Tangenti Mose, Orsoni interrogato dal gip si dichiara innocente

VENEZIA. È iniziato poco dopo le 8, ed è durato meno di un’ora, nell’aula bunker di Mestre, davanti al gip Alberto Scaramuzza, l'interrogatorio di garanzia del sindaco di Venezia Giorgio Orsoni agli arresti domiciliari per finanziamento illecito ai partiti.
Al termine il legale di Orsoni, avvocato Daniele Grasso, ha parlato ai giornalisti all'uscita dell'aula bunker: "Il sindaco ha fatto dichiarazioni, non è stato un vero e proprio interrogatorio. La sua posizione è radicalmente diversa e punteremo a farla differenziare da quella degli altri indagati", ha precisato. Ci sono però le accuse pesanti fatte da Mazzacurati: "Circostanze che vanno chiarite", ha risposto l'avvocato, il quale ha poi detto che il suo assistito "è forte della sua serenità" ma anche "provato dal punto di vista umano perché queste cose sono arrivate del tutto inaspettate".
In particolare, ha spiegato l’avvocato, Orsoni «non ritiene che gli sia addebitabile alcun tipo di responsabilità» e si propone «di dimostrarlo attraverso una serie di indagini difensive a integrazione della documentazione acquisita dal procuratore». Per Grasso, poi, «è giusto dare conto che l’inserimento in questo contesto della sua persona poteva essere evitato; la situazione si è sviluppata in questi termini, quindi pazienza, ma va però letto in modo diverso», perchè la posizione di Orsoni «non c’entra niente con tutte le altre imputazioni».

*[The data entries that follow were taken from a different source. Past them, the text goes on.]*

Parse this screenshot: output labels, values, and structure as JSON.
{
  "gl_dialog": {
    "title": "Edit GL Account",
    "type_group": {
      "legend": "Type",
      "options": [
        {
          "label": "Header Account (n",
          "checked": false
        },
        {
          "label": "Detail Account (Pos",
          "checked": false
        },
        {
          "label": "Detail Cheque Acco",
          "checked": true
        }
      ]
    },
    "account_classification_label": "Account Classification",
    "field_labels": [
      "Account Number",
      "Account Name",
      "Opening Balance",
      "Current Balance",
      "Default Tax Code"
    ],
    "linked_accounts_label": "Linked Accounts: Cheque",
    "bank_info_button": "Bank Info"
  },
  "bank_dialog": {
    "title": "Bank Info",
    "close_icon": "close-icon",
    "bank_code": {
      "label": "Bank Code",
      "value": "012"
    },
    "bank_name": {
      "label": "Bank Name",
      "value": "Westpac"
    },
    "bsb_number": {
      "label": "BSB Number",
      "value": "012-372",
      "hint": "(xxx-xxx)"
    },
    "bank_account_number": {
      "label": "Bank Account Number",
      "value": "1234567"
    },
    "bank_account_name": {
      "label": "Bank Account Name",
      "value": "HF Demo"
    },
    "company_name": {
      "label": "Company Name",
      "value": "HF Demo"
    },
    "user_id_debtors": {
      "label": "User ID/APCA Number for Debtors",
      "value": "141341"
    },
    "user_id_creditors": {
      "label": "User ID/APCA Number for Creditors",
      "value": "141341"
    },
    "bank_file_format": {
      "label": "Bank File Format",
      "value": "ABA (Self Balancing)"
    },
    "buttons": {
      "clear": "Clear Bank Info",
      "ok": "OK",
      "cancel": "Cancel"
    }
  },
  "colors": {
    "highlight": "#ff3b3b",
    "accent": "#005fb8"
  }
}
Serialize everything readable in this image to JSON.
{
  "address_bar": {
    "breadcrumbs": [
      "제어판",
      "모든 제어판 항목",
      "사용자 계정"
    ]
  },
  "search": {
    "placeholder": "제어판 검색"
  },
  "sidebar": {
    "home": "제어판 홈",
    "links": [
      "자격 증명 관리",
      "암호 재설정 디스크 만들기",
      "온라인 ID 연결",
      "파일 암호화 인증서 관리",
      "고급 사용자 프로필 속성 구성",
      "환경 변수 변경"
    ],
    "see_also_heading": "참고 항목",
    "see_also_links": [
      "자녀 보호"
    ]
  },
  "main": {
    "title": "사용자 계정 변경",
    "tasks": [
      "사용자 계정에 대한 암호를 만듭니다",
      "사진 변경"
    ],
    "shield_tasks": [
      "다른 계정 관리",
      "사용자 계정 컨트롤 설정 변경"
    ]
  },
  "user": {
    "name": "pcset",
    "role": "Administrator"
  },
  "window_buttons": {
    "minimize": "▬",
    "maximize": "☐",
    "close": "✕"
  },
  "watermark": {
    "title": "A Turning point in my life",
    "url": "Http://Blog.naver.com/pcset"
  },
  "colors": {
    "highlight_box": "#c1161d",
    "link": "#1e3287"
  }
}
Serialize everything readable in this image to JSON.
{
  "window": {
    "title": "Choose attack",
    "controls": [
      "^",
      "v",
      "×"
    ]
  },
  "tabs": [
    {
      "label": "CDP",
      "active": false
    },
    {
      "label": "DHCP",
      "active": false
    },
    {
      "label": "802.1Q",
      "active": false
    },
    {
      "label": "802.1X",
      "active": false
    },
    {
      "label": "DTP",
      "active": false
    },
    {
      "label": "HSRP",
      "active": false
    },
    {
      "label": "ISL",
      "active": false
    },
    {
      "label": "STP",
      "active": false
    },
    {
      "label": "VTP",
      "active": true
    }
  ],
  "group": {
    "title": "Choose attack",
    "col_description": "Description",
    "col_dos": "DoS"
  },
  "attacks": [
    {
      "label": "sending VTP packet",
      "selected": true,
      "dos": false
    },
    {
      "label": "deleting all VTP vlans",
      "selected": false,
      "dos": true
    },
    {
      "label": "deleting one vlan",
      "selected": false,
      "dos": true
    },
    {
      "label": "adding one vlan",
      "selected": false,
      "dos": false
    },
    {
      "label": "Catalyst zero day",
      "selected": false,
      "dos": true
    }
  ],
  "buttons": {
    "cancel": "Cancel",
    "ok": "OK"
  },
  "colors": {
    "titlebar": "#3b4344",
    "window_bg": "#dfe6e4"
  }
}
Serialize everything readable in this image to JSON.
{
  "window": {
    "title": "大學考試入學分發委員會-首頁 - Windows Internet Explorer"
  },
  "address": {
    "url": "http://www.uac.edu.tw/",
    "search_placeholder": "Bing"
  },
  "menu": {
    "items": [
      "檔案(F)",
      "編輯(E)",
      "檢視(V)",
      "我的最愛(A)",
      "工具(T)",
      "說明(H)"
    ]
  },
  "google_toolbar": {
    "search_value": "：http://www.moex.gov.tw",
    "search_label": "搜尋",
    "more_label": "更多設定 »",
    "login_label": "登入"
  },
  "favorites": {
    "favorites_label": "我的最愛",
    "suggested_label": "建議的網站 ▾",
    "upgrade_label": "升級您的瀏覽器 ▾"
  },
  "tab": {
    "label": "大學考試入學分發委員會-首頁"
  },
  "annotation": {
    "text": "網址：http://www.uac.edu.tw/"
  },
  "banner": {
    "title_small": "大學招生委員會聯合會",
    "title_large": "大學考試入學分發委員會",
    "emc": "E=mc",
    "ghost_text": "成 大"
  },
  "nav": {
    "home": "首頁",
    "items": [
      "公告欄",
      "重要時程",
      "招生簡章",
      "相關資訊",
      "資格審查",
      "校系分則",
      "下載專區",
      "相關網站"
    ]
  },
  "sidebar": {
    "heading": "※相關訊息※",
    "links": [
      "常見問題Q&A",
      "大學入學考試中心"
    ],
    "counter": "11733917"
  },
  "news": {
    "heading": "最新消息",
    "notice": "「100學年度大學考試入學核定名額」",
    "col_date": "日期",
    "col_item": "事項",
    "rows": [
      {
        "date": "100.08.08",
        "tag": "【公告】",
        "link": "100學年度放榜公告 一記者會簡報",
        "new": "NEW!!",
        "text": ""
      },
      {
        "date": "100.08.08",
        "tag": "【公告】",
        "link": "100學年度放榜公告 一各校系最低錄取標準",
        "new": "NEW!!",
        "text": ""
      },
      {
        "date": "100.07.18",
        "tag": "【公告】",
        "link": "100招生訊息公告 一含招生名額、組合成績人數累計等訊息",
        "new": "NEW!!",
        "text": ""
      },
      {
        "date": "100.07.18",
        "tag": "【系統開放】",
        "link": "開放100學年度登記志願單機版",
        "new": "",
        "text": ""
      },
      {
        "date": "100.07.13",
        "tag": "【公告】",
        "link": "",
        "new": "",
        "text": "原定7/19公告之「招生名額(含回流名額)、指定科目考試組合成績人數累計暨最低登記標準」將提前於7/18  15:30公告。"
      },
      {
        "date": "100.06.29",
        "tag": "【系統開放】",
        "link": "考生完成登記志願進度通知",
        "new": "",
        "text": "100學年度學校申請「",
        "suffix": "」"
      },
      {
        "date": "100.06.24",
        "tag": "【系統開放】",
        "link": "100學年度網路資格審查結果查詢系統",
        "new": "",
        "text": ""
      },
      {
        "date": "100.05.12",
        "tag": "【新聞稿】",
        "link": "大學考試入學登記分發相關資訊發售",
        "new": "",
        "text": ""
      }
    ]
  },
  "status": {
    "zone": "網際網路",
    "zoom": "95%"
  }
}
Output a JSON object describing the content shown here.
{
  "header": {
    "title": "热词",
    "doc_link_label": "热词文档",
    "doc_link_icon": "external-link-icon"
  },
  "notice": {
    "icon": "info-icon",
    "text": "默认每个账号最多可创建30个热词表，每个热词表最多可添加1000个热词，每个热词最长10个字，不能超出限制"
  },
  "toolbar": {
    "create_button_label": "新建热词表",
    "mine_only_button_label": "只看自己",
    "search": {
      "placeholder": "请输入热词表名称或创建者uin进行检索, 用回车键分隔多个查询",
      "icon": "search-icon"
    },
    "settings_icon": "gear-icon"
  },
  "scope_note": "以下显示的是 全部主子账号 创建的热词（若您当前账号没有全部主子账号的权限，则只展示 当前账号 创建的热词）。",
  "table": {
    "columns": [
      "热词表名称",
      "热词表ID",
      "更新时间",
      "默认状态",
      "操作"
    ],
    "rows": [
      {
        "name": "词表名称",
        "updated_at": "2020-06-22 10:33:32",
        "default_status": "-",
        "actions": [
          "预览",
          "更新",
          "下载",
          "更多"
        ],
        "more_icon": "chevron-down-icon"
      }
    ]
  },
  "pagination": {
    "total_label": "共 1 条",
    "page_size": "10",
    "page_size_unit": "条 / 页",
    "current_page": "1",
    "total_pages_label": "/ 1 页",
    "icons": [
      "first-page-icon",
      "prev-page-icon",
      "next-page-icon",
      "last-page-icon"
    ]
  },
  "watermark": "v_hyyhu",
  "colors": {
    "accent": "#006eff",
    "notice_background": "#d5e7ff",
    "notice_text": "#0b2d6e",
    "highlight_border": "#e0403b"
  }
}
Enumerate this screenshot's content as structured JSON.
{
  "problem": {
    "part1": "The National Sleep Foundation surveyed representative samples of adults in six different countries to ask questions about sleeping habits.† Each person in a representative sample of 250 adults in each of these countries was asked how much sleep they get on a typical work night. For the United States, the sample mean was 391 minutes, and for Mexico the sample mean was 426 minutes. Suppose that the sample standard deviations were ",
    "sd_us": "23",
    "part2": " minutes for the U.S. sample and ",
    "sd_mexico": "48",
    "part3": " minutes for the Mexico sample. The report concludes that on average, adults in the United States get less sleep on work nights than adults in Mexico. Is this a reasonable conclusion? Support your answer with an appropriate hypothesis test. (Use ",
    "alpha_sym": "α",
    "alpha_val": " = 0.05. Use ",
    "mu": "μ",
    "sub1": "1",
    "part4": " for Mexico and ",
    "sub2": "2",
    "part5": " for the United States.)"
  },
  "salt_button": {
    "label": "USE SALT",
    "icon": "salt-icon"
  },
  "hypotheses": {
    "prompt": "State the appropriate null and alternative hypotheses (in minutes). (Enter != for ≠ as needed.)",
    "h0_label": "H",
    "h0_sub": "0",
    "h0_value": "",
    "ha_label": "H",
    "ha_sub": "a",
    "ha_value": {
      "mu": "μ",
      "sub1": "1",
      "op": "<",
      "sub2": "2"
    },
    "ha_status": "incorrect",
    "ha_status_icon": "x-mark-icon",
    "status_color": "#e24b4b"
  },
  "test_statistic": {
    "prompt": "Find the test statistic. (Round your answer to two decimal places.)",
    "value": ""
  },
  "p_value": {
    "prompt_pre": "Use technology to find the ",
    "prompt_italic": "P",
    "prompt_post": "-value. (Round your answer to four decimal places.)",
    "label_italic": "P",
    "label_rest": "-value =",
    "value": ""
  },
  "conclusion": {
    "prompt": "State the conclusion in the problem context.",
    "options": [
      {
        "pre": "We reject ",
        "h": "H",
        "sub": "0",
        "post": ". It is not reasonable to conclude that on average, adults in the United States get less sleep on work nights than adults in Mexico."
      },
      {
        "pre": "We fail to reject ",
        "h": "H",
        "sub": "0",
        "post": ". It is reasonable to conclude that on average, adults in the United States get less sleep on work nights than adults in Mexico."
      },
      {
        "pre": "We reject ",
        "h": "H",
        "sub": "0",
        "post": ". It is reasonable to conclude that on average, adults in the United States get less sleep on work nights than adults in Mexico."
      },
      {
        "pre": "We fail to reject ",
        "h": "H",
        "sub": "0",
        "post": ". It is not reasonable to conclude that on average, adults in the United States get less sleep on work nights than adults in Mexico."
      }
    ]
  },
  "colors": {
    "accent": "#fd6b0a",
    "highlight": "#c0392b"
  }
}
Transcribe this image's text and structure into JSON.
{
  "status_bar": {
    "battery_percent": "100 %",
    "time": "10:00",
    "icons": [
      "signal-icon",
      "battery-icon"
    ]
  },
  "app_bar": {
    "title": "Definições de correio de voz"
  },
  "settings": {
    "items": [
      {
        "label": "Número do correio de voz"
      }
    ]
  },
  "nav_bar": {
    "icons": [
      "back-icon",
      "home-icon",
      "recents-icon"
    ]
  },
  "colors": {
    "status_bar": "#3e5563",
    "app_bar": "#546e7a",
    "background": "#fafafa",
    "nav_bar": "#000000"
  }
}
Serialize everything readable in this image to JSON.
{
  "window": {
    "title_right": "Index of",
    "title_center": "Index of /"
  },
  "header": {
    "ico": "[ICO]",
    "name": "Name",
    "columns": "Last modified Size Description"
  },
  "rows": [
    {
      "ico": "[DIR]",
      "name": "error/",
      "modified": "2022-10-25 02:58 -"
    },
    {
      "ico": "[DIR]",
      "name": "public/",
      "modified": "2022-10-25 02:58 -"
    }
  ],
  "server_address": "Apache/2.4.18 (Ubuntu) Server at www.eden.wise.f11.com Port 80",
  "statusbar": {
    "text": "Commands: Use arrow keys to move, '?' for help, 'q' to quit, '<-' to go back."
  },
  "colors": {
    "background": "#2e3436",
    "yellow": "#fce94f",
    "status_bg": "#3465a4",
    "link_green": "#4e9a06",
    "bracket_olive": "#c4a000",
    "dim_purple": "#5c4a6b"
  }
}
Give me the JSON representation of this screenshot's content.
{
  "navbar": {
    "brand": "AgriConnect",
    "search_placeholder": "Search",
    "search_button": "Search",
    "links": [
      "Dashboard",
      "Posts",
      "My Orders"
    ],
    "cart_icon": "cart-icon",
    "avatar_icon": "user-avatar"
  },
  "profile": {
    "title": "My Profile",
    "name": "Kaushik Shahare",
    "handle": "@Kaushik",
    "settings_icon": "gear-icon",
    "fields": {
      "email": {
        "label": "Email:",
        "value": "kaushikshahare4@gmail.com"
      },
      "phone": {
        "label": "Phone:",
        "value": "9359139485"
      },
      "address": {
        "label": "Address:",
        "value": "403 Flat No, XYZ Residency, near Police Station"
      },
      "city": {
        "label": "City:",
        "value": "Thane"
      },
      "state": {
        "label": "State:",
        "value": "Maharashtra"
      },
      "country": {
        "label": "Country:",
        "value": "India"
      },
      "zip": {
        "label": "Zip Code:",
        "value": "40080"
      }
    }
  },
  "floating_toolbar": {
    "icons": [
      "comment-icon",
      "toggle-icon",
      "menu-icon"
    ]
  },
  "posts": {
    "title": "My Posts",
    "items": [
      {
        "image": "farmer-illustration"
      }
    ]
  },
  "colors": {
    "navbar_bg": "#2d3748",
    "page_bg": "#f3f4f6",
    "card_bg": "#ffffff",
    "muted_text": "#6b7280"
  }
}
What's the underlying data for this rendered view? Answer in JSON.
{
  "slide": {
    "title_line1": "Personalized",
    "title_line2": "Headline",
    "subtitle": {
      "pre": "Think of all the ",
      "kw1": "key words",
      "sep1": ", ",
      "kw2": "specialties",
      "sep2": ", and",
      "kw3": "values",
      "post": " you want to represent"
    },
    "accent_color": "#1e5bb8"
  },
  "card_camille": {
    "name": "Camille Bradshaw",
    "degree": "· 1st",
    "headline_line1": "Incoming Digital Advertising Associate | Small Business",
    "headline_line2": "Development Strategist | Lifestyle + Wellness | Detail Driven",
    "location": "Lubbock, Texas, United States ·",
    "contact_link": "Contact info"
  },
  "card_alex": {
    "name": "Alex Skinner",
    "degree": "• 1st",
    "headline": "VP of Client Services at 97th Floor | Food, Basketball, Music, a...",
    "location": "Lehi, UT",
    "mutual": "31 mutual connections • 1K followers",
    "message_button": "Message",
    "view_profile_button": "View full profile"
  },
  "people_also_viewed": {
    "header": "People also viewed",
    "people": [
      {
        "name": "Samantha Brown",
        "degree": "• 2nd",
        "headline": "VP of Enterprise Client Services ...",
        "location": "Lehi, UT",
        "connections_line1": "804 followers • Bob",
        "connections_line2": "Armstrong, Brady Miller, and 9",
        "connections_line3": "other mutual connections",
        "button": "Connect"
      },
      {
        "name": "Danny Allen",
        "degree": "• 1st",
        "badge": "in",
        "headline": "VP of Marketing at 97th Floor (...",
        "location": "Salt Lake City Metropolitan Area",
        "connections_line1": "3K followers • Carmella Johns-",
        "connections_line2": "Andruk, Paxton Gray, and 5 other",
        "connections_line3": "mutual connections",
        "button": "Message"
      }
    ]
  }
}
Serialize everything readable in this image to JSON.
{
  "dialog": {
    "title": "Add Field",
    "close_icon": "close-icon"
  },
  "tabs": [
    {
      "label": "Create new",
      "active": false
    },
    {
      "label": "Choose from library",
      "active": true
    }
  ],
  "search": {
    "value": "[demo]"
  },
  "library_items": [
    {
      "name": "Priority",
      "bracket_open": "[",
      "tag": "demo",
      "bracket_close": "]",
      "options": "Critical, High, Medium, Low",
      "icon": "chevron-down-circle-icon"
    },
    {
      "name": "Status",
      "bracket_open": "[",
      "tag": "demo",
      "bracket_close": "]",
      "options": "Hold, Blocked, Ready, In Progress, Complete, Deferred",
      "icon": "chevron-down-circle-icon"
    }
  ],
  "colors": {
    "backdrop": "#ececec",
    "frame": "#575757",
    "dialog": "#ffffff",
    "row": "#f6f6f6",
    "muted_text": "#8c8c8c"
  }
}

«Dobbiamo ancora decidere se fare ricorso, abbiamo tempo». Il sindaco di Venezia «è profondamente convinto del fatto di riuscire a dimostrare che la sua situazione in questo contesto non va letta come è stato fatto. Si risolverà tutto spero in tempi relativamente brevi», ha concluso, sottolineando che Orsoni è «fiducioso» e di esserlo lui stesso.
Orsoni per una dazione, secondo l'ordinanza del gip, di 260 mila euro ricevuti nel 2010 per la campagna elettorale dal consorzio Venezia Nuova è entrato nella vicenda dei cosiddetti fondi neri per il Mose. Si tratta di denaro che il consorzio Venezia Nuova, all'epoca dei fatti presieduto da Giovanni Mazzacurati, aveva accantonato per tangenti alla politica in modo da favorire le imprese che operavano nella salvaguardia di Venezia.